I frowned and looked around only to realize something. I turned my head sideways to see a hallway. Something sparked in me when I realized what that hallway lead to.

"That's...Xander's chambers..." I whispered, looking at the pathway.

Karra turned sideways and nodded in agreement. I moved forward, forward the hallway, and stared at it for a long time.

I have been in his quarters many times. But the only time I went in there on my own was on our disastrous wedding night. The other times, I brought her unconscious.

I still remember how nervous I had been that night. How I expected the unexpected and the most unexpected came knocking over my face.

"I...I wish for us to have separate chambers, My Queen,"

I stood, dumbfounded, staring at my husband in shock. We have married just a day ago. What is he saying?

I did not know him much. He was gorgeous and a part of me seemed to have fallen for him on the day of our wedding. He was so elegant and sophisticated. The way he looked at me made me feel different. I had high hopes for my marriage after I heard the story of my parents.

I never knew I would have to hear these words.

"Forgive me, My King...but..." I muttered, twisting my fingers behind my back nervously. "But do you not wish for my presence?"

At that, he quickly shook his head and glanced back at the door.

"It's not your fault," he said firmly. "It is mine. Both of us might not be comfortable staying with each other. And...you might not be able to bear me.
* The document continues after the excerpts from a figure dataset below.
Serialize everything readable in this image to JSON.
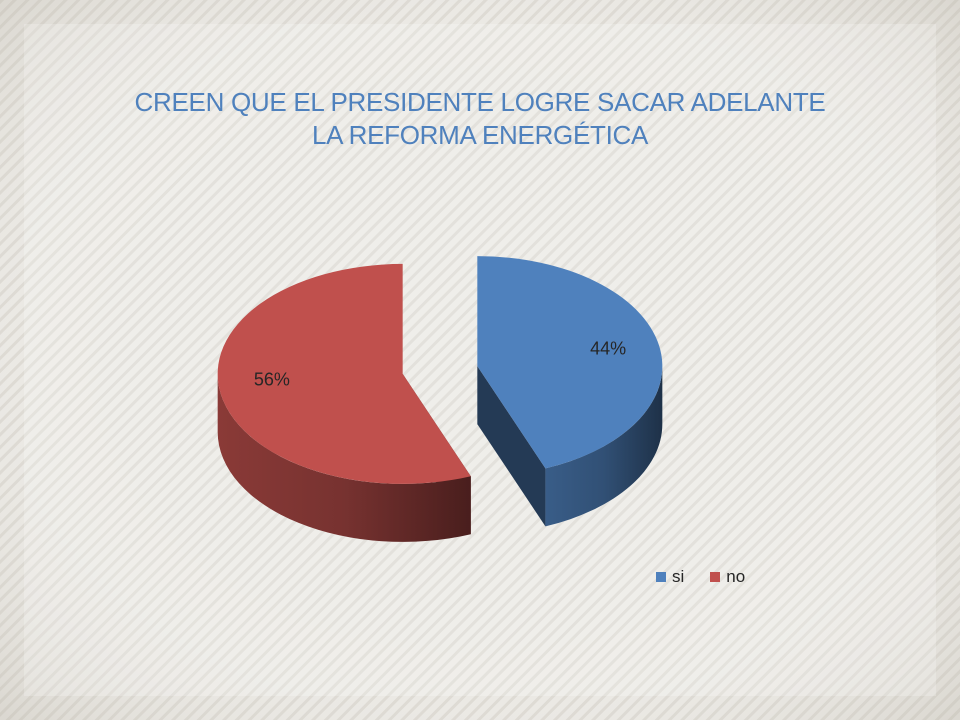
{
  "chart_data": {
    "type": "pie",
    "title": "CREEN QUE EL PRESIDENTE LOGRE SACAR ADELANTE\nLA REFORMA ENERGÉTICA",
    "categories": [
      "si",
      "no"
    ],
    "values": [
      44,
      56
    ],
    "data_labels": [
      "44%",
      "56%"
    ],
    "colors": [
      "#4f81bd",
      "#c0504d"
    ],
    "style": "3d-exploded",
    "legend_placement": "bottom-right"
  }
}
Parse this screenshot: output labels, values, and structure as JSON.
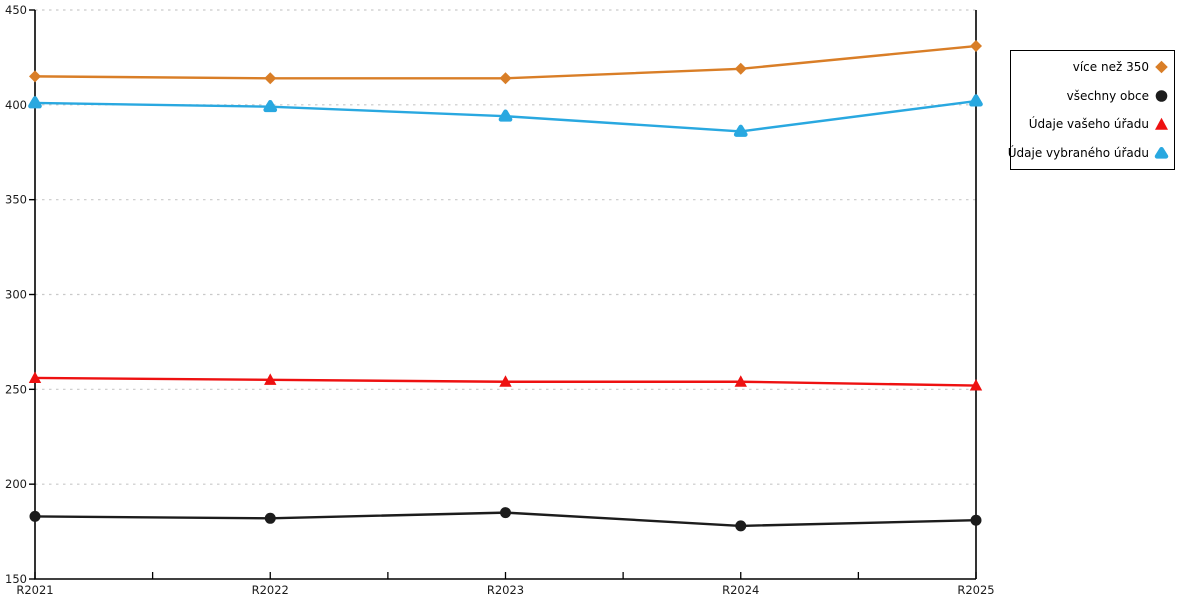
{
  "chart_data": {
    "type": "line",
    "title": "",
    "xlabel": "",
    "ylabel": "",
    "x_categories": [
      "R2021",
      "R2022",
      "R2023",
      "R2024",
      "R2025"
    ],
    "ylim": [
      150,
      450
    ],
    "y_ticks": [
      450,
      400,
      350,
      300,
      250,
      200,
      150
    ],
    "grid": "horizontal-dashed",
    "grid_color": "#c9c9c9",
    "axis_color": "#000000",
    "legend_position": "outside-top-right",
    "series": [
      {
        "name": "více než 350",
        "marker": "diamond",
        "color": "#D97E27",
        "values": [
          415,
          414,
          414,
          419,
          431
        ]
      },
      {
        "name": "všechny obce",
        "marker": "circle",
        "color": "#1C1C1C",
        "values": [
          183,
          182,
          185,
          178,
          181
        ]
      },
      {
        "name": "Údaje vašeho úřadu",
        "marker": "triangle",
        "color": "#EE1111",
        "values": [
          256,
          255,
          254,
          254,
          252
        ]
      },
      {
        "name": "Údaje vybraného úřadu",
        "marker": "triangle-rounded",
        "color": "#29A8E0",
        "values": [
          401,
          399,
          394,
          386,
          402
        ]
      }
    ]
  }
}
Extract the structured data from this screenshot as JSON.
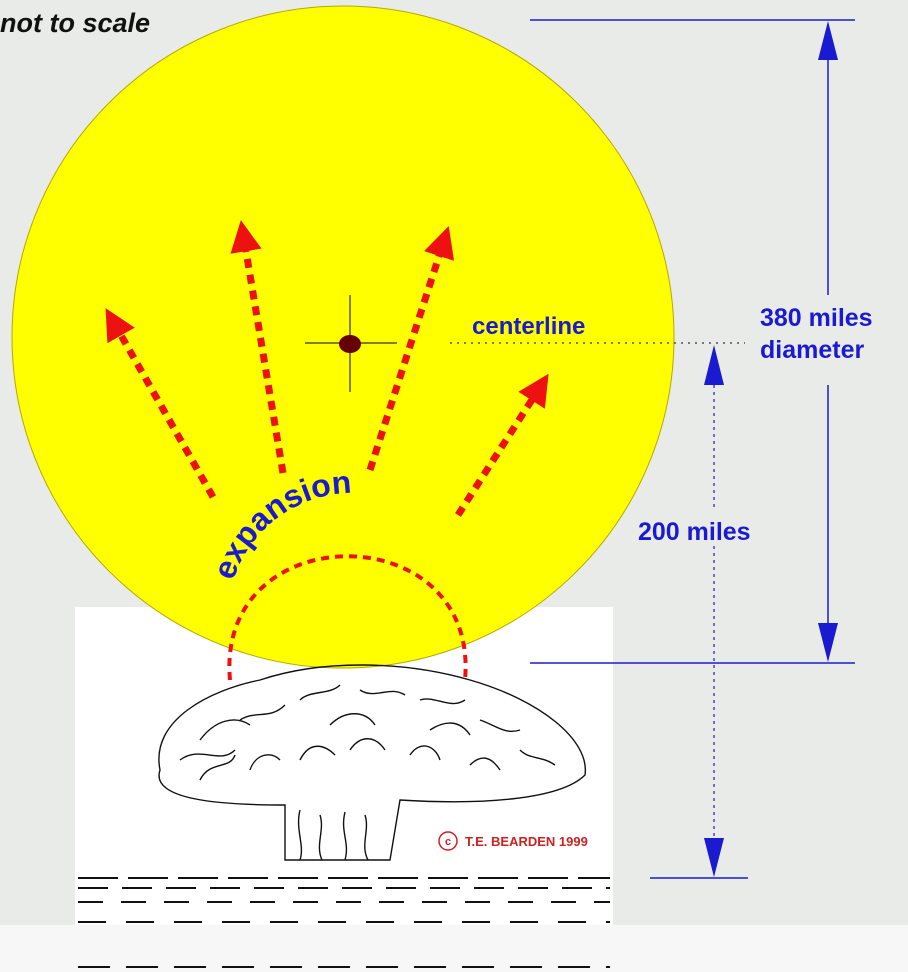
{
  "note": "not to scale",
  "labels": {
    "centerline": "centerline",
    "diameter_value": "380 miles",
    "diameter_word": "diameter",
    "height": "200 miles",
    "expansion": "expansion"
  },
  "copyright": {
    "symbol": "c",
    "text": "T.E. BEARDEN 1999"
  }
}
I am afraid that I might do something that you dislike," 

But I did bear with him.

Sometimes he made me so angry that I wanted to hurt him. Like the time when he came back after his visit from the dying duke and locked himself in his room. Many times, I calmed myself down, not wishing to make my marriage miserable. I was willing to give him chances and somehow love me back too.

Stay safe, my love.

I shook my head firmly and walked toward the hallway. I wanted to be in his chambers and I am sure that if he was here, he wouldn't dare mind it.

Karra followed me as I found my way toward the beautifully carved oak door. The longer I looked at it, the more upset I felt. This was supposed to be our chambers. I remember how Lady Daraa said that she admired Queen Lorraine for her courage to go against her husband. To keep her self-respect.

I did not like how this place was not guarded. Maybe Xander ordered it to be left alone. But why? I shook my head and hoped that it would open.

"Stay here," I told Karra and she nodded.

I sighed and placed my fingers on the door handle. When I pushed it a little, the door clicked a little, making me surprised. I slowly pushed it open and found it to be the same as it was.

The shades were still white and gold. The curtains were open, letting some light enter the pale room. I walked in and found a strange pressure on my chest. I bit my lip and moved forward, breathing in the fact that this room had always been devoid of warmth.